Saran untuk guru yaitu bagi siswa yang memiliki kemampuan pemecahan masalah dengan kategori tinggi, sebaiknya siswa-siswa tersebut direkomendasikan untuk mengikuti kelas pengayaan agar kemampuan pemecahan masalah semakin meningkat dan dapat termotivasi untuk mengikuti kompetisi seperti lomba matematika dan lain-lain. Sedangkan untuk siswa yang kurang dalam kemampuan pemecahan masalahnya, guru diharapkan dapat membuat pembelajaran lebih efektif
seperti memberikan masalah-masalah
matematika dan beberapa kemungkinan penyelesaian agar siswa termotivasi untuk mengembangkan kemampuan pemecahan masalahnya.
DAFTAR RUJUKAN
Depdiknas. 2006. Peraturan Menteri
Pendidikan Nasional Republik Indonesia Nomor 22 Tahun 2006 Tentang Standar Isi Untuk Satuan Pendidikan Dasar Dan Menengah.
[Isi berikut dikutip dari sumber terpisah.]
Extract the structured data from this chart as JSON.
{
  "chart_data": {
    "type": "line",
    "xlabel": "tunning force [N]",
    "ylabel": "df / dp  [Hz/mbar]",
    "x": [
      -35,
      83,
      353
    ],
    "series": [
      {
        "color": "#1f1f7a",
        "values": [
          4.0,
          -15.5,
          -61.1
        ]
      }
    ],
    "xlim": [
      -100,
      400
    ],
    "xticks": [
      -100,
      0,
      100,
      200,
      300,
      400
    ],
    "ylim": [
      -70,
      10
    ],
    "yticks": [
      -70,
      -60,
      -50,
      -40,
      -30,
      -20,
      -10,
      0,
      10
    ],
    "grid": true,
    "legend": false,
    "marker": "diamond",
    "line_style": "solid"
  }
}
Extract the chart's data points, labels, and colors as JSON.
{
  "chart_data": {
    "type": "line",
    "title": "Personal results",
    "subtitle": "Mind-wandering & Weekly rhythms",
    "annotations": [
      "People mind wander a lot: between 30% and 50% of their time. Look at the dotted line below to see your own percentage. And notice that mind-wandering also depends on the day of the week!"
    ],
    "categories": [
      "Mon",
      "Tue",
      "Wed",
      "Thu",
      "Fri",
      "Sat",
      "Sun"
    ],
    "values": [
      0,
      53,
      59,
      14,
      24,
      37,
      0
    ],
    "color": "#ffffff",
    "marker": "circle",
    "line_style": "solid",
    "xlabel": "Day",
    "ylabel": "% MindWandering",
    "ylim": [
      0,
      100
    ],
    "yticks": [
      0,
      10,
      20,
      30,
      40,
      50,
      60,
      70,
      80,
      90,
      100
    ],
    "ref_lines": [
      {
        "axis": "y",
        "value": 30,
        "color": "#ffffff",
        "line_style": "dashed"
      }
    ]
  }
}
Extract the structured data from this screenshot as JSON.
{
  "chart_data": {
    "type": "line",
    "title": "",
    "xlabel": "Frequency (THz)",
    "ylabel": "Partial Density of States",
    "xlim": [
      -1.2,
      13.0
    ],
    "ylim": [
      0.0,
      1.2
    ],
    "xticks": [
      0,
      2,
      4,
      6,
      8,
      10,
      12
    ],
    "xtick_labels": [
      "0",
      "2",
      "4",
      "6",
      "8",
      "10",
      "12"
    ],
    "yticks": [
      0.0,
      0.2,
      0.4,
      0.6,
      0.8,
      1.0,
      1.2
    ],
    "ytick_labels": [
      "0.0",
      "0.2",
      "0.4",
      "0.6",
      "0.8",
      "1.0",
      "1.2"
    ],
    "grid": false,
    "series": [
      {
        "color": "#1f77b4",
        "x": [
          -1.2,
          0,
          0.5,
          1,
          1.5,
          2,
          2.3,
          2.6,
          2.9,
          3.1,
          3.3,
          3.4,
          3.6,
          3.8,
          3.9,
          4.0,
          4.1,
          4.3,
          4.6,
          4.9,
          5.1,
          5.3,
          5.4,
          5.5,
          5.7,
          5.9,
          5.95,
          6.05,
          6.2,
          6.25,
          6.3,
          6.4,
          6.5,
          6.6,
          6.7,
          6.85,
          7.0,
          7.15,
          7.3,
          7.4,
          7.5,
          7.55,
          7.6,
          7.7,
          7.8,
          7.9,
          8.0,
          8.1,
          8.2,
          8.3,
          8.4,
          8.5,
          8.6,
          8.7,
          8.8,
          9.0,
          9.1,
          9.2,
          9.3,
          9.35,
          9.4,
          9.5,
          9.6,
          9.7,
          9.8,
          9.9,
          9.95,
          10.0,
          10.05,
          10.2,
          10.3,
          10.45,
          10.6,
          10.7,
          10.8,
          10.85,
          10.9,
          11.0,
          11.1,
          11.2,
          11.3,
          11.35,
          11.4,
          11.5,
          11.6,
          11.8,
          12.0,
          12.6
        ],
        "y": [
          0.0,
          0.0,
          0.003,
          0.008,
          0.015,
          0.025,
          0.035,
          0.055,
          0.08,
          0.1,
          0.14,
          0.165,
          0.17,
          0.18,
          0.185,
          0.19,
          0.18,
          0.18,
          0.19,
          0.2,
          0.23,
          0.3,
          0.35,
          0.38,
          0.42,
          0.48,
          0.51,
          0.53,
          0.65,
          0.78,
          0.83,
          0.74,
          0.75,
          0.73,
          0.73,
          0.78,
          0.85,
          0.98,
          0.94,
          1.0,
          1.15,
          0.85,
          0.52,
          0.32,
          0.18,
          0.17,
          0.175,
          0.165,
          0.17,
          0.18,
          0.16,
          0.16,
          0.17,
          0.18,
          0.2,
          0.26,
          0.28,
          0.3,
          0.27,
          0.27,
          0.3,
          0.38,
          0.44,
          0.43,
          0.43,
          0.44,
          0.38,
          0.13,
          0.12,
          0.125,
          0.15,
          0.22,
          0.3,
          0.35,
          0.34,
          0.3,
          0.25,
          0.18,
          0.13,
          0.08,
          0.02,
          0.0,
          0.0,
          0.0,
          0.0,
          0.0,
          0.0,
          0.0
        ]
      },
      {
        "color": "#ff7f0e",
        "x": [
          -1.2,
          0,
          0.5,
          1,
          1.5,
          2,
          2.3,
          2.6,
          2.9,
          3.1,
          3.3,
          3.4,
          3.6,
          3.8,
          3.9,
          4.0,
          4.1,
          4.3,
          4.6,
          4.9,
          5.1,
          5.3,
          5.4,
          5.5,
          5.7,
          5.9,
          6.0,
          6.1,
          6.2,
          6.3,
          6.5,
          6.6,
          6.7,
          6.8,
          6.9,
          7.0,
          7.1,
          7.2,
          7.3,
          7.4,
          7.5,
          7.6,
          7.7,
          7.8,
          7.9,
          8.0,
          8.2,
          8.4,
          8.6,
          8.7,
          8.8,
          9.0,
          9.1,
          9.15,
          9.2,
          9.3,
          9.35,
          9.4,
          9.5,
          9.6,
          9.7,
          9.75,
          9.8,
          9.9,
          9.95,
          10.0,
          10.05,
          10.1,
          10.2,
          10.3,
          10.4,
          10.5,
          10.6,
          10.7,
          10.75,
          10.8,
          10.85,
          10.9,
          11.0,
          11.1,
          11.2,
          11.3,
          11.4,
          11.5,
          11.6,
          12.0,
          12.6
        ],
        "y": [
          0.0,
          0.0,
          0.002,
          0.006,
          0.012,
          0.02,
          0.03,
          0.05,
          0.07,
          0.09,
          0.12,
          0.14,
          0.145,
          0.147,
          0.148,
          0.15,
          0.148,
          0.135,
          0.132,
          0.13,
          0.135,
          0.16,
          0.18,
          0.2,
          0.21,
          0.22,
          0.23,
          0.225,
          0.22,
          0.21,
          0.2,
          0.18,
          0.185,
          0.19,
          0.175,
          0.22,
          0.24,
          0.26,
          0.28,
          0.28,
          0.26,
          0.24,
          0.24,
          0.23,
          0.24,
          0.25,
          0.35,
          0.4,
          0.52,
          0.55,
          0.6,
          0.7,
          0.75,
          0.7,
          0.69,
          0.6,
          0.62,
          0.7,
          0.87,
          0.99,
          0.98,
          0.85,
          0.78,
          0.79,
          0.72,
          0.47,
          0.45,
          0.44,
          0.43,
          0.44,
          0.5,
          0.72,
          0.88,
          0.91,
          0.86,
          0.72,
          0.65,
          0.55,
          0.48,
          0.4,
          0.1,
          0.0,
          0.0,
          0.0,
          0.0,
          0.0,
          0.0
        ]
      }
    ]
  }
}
Jakarta: Menteri Pendidikan Nasional
NCTM. 2000. Principles and Standards for
School Mathematics. USA: The
National Council of Teacher
Mathematics inc
Jainuri. 2011. Kemampuan Pemecahan
Masalah. (Online) .
(https://www.academia.edu, diakses
tanggal 12 Januari 2016).
Sumarmo, Utari. 2006. Keterampilan
Membaca Matematika Pada Siswa Sekolah Menengah. (Online).